Moving to a retirement community can provide seniors with disabilities a more comfortable and supportive environment for speedy recovery. Similarly, aging adults receive access to the services and support they need to maintain their independence and well-being.
Why Retirement Communities are Better than Hospitals
There are several reasons why aging adults with disabilities may prefer moving to a retirement community than staying in a hospital. Some of these reasons may include:
- Quality of life
Retirement communities are designed to meet the needs of older adults and offer a range of amenities and activities to enhance their quality of life. In contrast, hospital stays can be stressful, and may not provide the same level of comfort and support. Besides, hospitals don’t offer the same in-depth amenities that exist in senior living.
Senior living offers supportive services, which can help seniors with disabilities maintain their independence and continue to live independently for as long as possible.
Senior communities provide opportunities for seniors to interact with others and participate in social activities, which is important for maintaining mental and emotional well-being.
One of the most important factors is cost of living. Senior living offers more affordable options for long-term care and support. It gives aging adults independence and affordability alongside Medicare, whereas hospitals generally bill patients higher for medical care.
Additionally, retirement communities provide a social and supportive environment, which is beneficial for residents’ mental and physical health. Hospital stays can be expensive, and many seniors may not have the financial resources to pay for extended stays.
- Prioritized Care
Senior living offers highly trained professionals to provide specialized care and support to aging adults with disabilities. The best part of this care is the priority with which it comes. Conversely, aging adults with disabilities are not given enough prioritized attention, and often face different challenges than younger patients in hospitals. This can include issues like interrupted sleep, unappetizing food, and days spent in bed.
While these may be minor inconveniences for younger patients, they can cause lasting damage to older patients. Contrarily, assisted living affords aging adults access to better care and a higher level of treatment customization.

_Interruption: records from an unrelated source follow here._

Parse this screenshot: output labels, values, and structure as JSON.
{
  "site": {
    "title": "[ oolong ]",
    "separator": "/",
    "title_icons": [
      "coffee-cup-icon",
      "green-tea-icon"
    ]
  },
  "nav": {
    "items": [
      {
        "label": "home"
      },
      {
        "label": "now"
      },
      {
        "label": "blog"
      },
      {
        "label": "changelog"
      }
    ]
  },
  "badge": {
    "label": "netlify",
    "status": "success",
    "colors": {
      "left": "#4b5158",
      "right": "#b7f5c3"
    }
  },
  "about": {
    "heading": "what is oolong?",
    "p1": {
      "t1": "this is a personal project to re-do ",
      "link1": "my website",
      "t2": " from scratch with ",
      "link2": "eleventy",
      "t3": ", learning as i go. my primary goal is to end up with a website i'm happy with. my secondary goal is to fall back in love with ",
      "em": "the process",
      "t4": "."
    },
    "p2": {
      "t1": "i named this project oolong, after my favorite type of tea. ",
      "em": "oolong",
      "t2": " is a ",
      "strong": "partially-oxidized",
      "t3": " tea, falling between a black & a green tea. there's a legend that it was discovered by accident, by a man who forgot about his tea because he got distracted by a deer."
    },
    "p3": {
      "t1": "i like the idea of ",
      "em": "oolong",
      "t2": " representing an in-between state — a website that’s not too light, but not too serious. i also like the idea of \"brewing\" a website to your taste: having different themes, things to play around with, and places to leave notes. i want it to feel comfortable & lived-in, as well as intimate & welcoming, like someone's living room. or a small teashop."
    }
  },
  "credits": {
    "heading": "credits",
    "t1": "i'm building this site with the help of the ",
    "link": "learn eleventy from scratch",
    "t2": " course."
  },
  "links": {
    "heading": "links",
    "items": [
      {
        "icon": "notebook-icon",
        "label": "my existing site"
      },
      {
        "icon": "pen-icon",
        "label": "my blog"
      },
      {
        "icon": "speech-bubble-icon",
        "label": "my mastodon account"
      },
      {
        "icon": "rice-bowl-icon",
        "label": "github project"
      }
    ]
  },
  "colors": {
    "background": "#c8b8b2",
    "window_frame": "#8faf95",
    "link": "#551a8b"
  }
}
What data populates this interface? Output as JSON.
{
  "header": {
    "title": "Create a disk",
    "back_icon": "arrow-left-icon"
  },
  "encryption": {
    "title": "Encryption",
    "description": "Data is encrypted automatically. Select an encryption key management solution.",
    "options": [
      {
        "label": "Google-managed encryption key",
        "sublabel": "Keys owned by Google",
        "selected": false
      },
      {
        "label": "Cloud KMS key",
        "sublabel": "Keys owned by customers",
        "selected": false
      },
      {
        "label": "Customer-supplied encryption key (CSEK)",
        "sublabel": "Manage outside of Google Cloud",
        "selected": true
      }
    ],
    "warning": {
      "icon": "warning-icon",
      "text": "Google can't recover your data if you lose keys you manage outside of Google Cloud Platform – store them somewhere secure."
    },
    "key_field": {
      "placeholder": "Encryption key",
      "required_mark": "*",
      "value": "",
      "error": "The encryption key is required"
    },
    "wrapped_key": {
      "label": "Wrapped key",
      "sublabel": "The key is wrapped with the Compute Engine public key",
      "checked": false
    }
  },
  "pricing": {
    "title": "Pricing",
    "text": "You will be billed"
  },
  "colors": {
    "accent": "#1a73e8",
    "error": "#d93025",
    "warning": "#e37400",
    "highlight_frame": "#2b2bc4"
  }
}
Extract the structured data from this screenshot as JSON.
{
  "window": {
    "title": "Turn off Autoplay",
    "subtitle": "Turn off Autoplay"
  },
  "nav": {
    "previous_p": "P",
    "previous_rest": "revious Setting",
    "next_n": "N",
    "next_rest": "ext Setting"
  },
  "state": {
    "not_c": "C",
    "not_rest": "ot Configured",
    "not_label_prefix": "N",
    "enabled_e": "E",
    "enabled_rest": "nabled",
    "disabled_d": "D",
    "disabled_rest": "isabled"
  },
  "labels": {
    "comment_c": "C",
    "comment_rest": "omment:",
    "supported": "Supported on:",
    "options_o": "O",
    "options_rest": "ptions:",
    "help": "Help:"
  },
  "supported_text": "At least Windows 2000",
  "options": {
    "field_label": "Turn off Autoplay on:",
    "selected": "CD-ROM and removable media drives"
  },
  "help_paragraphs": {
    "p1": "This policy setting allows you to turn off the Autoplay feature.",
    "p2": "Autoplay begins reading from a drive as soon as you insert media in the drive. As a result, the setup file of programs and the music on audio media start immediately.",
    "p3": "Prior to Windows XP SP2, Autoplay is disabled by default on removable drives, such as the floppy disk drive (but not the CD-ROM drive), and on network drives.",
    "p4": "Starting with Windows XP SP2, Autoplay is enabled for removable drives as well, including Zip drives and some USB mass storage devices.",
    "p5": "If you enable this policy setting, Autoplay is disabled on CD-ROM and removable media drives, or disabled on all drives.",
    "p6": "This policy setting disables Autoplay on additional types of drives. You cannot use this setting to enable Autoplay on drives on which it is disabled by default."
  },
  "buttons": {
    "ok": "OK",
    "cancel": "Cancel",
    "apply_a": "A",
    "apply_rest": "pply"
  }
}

- Long-Term Care and Support
Retirement communities have a variety of amenities and activities designed to meet the needs of aging adults, whatever they may be. They offer social and recreational opportunities, which helps to keep residents active and engaged. Due to this, residents experience a better quality of life than those in hospitals, and are more likely to receive the care they need.
Oppositely, hospitals cannot provide this kind of long-term care and support. Additionally, retirement communities typically have lower staff turnover rates than hospitals, which results in higher quality care.